Lo más contradictorio es que estas jóvenes se ven gruesas y no lo son. Su
cuerpo frágil no las convence y siguen queriendo perder peso. ¿Cómo entender el
mecanismo psicológico de esta enfermedad? ¿Es el culto a una belleza artificial,
a unos cánones estilizados, lo que llevó a esta chica a idolatrar una imagen
imposible, destruyendo su propia salud y poniendo en riesgo su vida?
Quedó atrapada en la cárcel de su cuerpo, alimentada por un
entorno que no la llevó a entender que la auténtica belleza está en el amor, en
la libertad y en la misma vida.
Quizás no aprendió que un cuerpo, por el solo hecho de estar
vivo, ya es bello; que una convivencia armónica es bella; que el abrazo de sus
padres es bello, que la complicidad de unos hermanos también lo es. No importa
lo bajo, alto, gordo o flaco, guapo o feo que seas: respirar, sentir que la
vida corre por tus venas, ya vale la pena.
Pero quizás algo de esto faltó en su vida. Cuando en el
entorno familiar, educativo y social se renuncia a ciertos valores que nos
forman como personas, muchos jóvenes inician una marcha atrás, un lento
suicidio que los arrastra hasta robarles la vida. ¿Por qué esa joven no quería
vivir? Su automaltrato le produjo un daño irreparable en la garganta y en las
cuerdas vocales. Cuando los médicos se lo explicaron ya era demasiado tarde. La
falta de riego sanguíneo por carencia de nutrientes le produjo una gangrena. Le
amputaron primero los dedos de los pies. Después, las dos piernas, desde los
tobillos hasta llegar a los muslos. Trozo a trozo, sin músculos, el rostro
desdibujado y dolorido, con la mirada desgarrada, asistió a su propia
aniquilación.
Su madre y no nos quedamos unos cuantos minutos, de pie,
mirando la fotografía. Hasta que me muevo un poco, haciendo un ademán para que
la deje en el estante. Los ojos de la madre y de la hija se me quedan grabados
en la mente. Aunque no le salen las lágrimas, su alma llora y yo, discretamente
a su lado, siento que se me encoge el corazón. Un rayo de sol entra desde el
balcón al comedor, iluminando el largo pasillo hasta la entrada. Es bello, ese
rayo de luz que inunda la casa, como un rayo de esperanza.

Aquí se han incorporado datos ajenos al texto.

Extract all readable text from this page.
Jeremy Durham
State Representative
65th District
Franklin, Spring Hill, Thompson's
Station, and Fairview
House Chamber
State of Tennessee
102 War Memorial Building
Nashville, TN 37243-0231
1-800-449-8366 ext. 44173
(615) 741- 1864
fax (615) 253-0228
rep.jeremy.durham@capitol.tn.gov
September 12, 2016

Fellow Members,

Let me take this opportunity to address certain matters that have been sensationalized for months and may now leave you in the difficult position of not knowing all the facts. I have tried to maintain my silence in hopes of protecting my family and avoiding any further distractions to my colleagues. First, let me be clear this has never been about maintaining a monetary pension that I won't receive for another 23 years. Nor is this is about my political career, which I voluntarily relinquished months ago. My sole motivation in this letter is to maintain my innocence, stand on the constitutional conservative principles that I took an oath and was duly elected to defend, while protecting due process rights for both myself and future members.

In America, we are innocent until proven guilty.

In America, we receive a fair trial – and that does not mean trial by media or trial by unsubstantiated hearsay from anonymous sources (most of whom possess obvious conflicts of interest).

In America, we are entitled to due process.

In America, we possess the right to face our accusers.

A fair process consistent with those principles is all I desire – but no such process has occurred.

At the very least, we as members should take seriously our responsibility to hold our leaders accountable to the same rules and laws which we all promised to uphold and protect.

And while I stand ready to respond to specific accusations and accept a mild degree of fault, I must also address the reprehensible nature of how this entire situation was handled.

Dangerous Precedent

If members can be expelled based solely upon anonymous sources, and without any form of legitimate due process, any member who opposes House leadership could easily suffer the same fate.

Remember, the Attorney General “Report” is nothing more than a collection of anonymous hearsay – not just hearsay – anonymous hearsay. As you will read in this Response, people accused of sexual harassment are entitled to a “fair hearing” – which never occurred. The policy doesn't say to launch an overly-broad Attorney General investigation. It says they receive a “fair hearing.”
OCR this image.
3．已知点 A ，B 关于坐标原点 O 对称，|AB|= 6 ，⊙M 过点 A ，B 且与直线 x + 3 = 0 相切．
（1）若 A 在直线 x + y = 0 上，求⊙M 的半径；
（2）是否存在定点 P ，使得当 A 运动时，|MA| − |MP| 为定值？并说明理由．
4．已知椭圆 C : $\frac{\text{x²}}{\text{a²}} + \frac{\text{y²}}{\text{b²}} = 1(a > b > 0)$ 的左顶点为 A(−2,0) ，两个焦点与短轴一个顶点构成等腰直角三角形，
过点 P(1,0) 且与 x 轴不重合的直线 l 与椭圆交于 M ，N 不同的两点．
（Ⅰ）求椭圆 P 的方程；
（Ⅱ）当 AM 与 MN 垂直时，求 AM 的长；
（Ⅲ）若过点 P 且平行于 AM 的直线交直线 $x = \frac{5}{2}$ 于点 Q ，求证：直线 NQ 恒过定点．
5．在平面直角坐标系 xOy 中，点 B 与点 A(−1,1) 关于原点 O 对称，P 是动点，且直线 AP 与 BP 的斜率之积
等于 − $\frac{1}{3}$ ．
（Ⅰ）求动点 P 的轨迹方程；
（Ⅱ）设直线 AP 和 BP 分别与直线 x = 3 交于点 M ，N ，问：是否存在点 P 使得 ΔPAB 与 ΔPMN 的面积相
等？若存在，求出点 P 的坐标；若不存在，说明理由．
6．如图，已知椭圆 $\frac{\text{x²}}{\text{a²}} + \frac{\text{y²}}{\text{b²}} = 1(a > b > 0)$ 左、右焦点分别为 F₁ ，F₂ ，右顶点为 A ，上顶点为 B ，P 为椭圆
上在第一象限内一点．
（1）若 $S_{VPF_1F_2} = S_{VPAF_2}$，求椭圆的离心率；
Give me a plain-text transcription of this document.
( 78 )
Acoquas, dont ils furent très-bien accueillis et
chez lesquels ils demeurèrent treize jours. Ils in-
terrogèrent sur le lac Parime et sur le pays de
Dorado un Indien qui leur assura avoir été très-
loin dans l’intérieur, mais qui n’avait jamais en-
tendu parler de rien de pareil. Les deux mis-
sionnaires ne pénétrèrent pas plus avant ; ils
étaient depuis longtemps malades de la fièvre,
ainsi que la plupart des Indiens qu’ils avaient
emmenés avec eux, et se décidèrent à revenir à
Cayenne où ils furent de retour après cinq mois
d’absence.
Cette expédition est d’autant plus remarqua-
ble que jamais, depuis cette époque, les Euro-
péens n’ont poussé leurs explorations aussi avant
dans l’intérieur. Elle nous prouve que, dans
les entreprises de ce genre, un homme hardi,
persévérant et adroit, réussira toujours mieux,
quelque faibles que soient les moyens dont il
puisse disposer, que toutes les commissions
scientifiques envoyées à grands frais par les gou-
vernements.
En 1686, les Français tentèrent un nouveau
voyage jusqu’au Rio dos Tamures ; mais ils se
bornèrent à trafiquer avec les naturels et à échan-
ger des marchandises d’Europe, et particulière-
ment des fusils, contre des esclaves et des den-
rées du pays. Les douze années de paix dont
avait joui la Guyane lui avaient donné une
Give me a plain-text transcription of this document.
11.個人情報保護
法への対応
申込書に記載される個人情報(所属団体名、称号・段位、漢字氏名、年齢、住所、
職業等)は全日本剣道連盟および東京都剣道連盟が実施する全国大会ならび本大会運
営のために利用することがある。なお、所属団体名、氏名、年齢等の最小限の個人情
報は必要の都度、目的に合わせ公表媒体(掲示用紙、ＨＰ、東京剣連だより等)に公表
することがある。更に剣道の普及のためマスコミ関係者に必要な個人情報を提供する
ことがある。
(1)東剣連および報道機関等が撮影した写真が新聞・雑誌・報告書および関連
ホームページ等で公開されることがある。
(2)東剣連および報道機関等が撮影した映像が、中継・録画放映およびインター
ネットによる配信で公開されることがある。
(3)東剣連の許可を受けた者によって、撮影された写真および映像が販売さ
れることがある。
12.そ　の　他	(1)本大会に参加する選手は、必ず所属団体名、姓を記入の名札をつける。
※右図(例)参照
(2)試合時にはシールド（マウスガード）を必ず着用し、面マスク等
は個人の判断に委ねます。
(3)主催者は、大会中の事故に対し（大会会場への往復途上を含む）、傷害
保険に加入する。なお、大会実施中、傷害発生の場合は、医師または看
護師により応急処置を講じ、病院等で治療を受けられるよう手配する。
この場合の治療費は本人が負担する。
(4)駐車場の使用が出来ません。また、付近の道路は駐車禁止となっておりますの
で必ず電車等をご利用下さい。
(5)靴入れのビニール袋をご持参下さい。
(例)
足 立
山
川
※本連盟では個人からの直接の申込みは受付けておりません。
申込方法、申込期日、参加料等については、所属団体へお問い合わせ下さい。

La casa está recién pintada y el sol ilumina las paredes,
tan blancas. Me parece estar viviendo una doble realidad: la amargura del
dolor, que oscurece el corazón, y la luz del sol, que llena de alegría esa
casa. Quizás sea un vaticinio para esta madre doliente. Después de muchos años
se ha decidido a mejorar su casa y embellecerla.
Cuando dejo la foto, sus ojos siguen apagados, pero en sus
labios se dibuja una suave sonrisa. Me da las gracias por ese rato tan intenso.
Su alma necesitaba desahogarse.
Nos sentamos un rato más, hablando del barrio, de los
vecinos, de sus amigos, pocos pero fieles. La veo más serena y nos despedimos
afectuosamente. Cuando cruzo el umbral de su puerta, la bendigo en mi corazón y
bajo por las escaleras anchas. Pienso que hemos de luchar para que nadie nos
robe la vida con promesas falsas y aduladoras. Que nadie nos venda un ideal de
lo que no somos, en detrimento de una bella realidad que sí somos. Deseo que la
luz de Dios bañe el dolorido corazón de esta madre, que sobrevive
emocionalmente como puede, blindándose en sí misma. Ojalá, como el sol, la
ilumine igual que las paredes de su casa.